The family of Sandra Ann Stiver accepted her cremated remains at a news conference Monday at the Berks County coroner's office near Reading.

"We're sad and we're hurt and we're mad," said Sandy's sister, Hazel Demoss, of Richfield, Ohio. "We want to know who did it."

Sandy Stiver, 14, and her sister-in-law Martha Stiver, 17, disappeared in 1968 after running away from home in Philadelphia. Hazel Stiver said both teens were "wild," but the family doesn't know what compelled them to flee that summer day.

Sandy's body was found in August 1968, about a week after authorities said she had been shot several times with a .22-caliber weapon. Martha's remains were recovered the following April about five miles away in French Creek State Park in Elverson. Her cause of death has not been determined, but authorities say she was also murdered.

Neither victim could be identified and no connection to the Philadelphia missing-persons case was made. The teens were buried in adjoining, unmarked graves in a potter's field outside Reading, about 60 miles northwest of Philadelphia.
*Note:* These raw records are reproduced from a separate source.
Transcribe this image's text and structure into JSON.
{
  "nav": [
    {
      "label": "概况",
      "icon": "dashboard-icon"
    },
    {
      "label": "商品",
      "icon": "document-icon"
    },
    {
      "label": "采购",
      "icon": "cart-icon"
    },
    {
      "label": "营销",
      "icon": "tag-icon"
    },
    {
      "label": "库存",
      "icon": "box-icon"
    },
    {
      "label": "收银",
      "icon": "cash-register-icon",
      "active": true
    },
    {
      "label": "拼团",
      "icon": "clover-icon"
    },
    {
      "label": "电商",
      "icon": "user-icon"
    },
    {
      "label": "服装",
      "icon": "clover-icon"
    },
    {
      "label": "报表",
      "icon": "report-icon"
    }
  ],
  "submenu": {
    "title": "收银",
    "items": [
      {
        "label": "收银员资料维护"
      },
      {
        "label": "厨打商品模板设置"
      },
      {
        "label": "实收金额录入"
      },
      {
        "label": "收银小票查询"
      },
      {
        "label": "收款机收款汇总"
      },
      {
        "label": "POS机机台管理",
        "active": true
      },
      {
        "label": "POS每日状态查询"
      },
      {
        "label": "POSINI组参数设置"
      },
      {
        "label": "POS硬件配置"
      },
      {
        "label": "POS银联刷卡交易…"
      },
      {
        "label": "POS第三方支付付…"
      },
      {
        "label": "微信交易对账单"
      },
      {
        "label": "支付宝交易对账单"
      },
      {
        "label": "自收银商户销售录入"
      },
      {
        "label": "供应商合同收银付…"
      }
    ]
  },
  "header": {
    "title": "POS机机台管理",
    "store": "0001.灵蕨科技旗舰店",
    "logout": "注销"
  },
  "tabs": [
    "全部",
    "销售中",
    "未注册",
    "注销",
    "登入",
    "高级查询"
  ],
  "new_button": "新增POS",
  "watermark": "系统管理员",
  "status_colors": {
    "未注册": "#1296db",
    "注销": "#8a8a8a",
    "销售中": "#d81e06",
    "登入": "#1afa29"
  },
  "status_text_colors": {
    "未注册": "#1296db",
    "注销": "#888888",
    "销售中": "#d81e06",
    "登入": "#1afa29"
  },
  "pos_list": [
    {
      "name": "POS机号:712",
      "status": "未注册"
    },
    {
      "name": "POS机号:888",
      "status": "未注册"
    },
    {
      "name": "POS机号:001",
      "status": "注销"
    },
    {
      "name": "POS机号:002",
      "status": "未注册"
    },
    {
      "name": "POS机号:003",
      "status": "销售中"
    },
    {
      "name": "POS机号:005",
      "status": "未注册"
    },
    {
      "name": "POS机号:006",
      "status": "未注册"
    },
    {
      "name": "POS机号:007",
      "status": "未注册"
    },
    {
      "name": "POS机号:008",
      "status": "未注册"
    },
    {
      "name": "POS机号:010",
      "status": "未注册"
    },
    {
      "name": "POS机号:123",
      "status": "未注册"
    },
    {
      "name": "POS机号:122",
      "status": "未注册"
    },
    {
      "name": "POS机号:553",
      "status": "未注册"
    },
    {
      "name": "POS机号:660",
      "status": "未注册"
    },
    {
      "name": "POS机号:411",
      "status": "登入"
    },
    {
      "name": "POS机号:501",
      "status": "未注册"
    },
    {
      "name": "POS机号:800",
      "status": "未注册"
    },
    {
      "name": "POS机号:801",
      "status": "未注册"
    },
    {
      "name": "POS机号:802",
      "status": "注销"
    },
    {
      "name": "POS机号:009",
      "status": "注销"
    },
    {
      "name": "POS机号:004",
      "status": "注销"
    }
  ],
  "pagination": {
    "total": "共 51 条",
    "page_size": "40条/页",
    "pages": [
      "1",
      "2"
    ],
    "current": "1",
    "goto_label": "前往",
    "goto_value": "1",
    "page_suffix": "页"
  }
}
Decades later, Hazel Stiver found information about two unidentified murder victims on the website of the Doe Network, a group of amateur sleuths that seeks to attach names to unidentified bodies, and suspected they might belong to her family members.

The bodies were exhumed last fall and identified a month ago through DNA testing.

"If there's anyone out there with any kind of information from 1968, when these murders took place ... please, it's time to have a conscience and it's time to fess up," Berks County Coroner Dennis Hess said Monday.

State police say they are pursuing active leads.

Sandy's elderly mother, Elizabeth Stiver, choked back tears and held a tissue over her mouth as Hess slid a metal box with her daughter's ashes in front of her.

The remains of Martha Stiver will be sent to her family separately.